La prime de départ d'Henri-Paul Rousseau décriée
En vidéo, écoutez les commentaires de Michel Nadeau, analyste et ex-vice-président de la Caisse de dépôt.
Jean-Michel Nahas
Le Journal de Montréal
«Inquiétant», «hallucinant», «inacceptable» : la prime de départ de près de 380 000$ accordée à l'ex- PDG de la Caisse de dépôt et placement du Québec, Henri-Paul Rousseau, soulève l'ire d'observateurs des milieux politique et financier.
Le montant de cette généreuse indemnité a notamment fait bondir Yves Michaud, ancien président du Mouvement d'éducation et de défense des actionnaires.
«M. Rousseau est un homme honnête, mais dans les conditions catastrophiques de son départ de la Caisse, il devrait rembourser ce montant aux Québécois», a plaidé le Robin des banques.
L'ex-PDG de la Caisse a empoché une prime de 378750$, a révélé La Presse ce week-end, bien qu'il ait quitté soudainement et volontairement son poste en août dernier. M. Rousseau a nié avoir négocié une indemnité de départ particulière.
Pratique inhabituelle
Dans le milieu privé, une prime du genre est cependant versée lorsqu'un cadre est renvoyé avant la fin de son mandat. Mais la pratique est des plus inhabituelles lorsqu'un gestionnaire part de son plein gré pour se trouver un emploi ailleurs.
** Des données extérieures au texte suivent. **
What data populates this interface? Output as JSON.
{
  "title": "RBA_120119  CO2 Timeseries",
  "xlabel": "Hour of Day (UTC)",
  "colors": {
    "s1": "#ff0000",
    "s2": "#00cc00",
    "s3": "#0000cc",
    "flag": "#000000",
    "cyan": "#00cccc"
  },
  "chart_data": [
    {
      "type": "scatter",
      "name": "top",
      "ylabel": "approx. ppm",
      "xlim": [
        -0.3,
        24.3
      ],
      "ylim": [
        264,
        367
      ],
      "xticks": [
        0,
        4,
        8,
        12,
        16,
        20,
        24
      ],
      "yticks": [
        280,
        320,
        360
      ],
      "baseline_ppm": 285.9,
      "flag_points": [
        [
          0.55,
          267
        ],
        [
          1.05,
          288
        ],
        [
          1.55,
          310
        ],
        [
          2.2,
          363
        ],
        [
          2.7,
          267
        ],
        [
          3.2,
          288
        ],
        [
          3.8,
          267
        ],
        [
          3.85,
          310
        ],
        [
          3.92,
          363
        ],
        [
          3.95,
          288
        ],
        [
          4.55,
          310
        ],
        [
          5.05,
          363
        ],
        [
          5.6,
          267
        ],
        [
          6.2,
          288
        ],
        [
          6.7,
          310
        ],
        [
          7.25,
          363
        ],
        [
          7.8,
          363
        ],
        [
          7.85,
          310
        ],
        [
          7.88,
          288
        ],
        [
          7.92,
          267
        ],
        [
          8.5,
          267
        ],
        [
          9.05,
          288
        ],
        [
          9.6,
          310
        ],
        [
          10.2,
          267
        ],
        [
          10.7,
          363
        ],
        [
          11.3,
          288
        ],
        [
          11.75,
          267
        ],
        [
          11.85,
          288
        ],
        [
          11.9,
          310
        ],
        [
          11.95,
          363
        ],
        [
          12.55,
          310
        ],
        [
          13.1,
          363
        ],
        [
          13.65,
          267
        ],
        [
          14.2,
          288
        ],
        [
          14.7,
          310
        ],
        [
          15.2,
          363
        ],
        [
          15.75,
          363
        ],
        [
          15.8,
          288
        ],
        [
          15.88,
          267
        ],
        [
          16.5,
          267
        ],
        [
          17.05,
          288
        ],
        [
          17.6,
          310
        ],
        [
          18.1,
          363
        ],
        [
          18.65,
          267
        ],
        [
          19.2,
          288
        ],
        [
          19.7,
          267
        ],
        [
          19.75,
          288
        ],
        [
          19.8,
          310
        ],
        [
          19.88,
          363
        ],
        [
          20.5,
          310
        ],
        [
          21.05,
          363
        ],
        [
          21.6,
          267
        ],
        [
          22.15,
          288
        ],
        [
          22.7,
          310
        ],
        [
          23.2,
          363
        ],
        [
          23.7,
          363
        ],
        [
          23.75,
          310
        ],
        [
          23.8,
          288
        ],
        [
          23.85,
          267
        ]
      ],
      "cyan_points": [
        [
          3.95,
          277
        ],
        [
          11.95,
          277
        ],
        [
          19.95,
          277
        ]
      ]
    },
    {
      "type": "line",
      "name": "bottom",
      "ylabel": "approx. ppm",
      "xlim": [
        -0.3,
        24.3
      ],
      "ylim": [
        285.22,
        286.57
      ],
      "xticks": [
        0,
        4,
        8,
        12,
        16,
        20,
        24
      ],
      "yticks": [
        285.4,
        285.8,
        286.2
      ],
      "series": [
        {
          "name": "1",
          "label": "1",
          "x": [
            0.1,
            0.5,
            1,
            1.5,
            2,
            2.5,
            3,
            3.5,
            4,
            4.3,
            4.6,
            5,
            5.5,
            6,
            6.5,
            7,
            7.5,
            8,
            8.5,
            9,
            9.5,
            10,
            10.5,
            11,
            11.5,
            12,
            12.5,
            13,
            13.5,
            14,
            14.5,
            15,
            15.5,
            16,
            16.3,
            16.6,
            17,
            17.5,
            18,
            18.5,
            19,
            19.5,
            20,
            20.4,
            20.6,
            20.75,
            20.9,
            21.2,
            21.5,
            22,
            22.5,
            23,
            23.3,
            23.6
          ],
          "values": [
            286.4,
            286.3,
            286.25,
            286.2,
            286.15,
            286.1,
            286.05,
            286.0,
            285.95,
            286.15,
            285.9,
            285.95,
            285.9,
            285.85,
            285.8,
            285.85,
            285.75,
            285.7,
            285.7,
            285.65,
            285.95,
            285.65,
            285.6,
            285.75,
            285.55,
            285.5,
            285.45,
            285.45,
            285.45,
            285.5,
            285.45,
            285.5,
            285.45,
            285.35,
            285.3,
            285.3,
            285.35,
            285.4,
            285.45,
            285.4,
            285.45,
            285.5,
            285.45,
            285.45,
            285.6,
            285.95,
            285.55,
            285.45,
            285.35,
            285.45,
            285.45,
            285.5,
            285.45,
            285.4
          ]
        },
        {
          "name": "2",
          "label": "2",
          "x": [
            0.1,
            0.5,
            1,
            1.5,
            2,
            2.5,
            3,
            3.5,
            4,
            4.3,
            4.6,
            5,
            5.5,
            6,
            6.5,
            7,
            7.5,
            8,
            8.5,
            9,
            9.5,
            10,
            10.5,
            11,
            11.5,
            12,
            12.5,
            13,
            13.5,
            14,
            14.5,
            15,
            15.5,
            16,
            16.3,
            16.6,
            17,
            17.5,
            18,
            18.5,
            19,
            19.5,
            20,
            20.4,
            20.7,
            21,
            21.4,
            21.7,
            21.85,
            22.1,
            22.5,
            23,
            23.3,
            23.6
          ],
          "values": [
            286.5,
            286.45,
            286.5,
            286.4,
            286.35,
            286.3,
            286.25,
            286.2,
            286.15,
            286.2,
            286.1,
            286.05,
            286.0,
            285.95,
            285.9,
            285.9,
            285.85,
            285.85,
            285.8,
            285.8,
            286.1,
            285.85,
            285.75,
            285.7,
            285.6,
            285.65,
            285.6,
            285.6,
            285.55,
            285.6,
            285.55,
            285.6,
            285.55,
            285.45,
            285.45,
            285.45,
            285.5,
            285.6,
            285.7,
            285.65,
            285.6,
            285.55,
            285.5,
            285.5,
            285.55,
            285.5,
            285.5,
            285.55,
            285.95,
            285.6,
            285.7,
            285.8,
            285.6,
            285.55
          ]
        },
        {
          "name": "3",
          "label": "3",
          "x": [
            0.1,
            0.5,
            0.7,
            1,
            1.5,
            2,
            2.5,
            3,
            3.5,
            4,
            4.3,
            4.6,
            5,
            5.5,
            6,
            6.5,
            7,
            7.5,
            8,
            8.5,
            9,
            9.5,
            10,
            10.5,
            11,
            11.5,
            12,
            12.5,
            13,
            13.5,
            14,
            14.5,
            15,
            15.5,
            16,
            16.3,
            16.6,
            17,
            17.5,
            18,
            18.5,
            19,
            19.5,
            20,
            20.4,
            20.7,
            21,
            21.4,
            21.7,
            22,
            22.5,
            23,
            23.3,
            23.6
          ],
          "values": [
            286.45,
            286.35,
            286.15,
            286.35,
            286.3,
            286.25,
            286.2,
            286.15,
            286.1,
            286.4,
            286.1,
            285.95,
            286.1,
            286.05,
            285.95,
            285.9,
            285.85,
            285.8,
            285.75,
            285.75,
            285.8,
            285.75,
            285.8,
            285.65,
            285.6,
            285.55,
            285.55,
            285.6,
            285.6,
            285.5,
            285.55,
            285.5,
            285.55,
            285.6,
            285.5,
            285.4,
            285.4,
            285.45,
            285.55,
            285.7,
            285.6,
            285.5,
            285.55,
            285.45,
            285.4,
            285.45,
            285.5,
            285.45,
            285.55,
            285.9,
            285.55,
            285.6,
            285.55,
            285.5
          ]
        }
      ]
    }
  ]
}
Précisons que depuis le 1er janvier, Henri- Paul Rousseau a joint les rangs de Power Corporation.
«Quand quelqu'un démissionne, il n'y a jamais d'indemnité. [...] N'eût été de ce genre de parachute doré, on ne serait peut-être pas dans une situation de crise économique aussi grave», a dénoncé Yves Michaud.
Départ tumultueux
Le départ de M. Rousseau s'est d'ailleurs effectué dans le tumulte, sans que la relève ne soit préparée pour gérer le «bas de laine» des Québécois.
Qui plus est, la Caisse était alors au coeur d'une crise sans précédent, elle qui a dans ses livres pour plus de 12 milliards $ de papier commercial (PCAA), un placement dont la valeur a carrément dégringolé au cours des derniers mois.
Cette semaine, la ministre des Finances, Monique Jérôme-Forget, a suggéré à ce sujet que les gestionnaires de la Caisse se seraient fait «presque berner par des produits qu'ils ne comprenaient pas».
On s'attend à ce que la Caisse dévoile des résultats négatifs sous peu.
«Incroyable»
Dans ce contexte, la prime reçue par Henri-Paul Rousseau est «incroyable», au dire de François Bonnardel, porte-parole de l'ADQ en matière de finances.
«Tous les Québécois vont payer pour ça, même si la Caisse a un rendement négatif, s'est-il indigné. Pendant ce temps, le gouvernement a l'air de regarder passer la parade sans rien faire.»
La ligue des contribuables craint aussi que ce cas d'espèce ne fasse boule de neige. Sa directrice générale, Claire Joly, compte d'ailleurs sensibiliser le public à ce sujet sous peu: «On va partir en campagne car on ne veut surtout pas que cette façon de faire se multiplie dans la fonction publique.»
En 2007, le salaire de Henri-Paul Rousseau s'élevait à 1,8 M$.
La Caisse est à nouveau en quête d'un PDG puisque le successeur de Henri-Paul Rousseau, Richard Guay, a démissionné à son tour le 5 janvier, invoquant des raisons personnelles.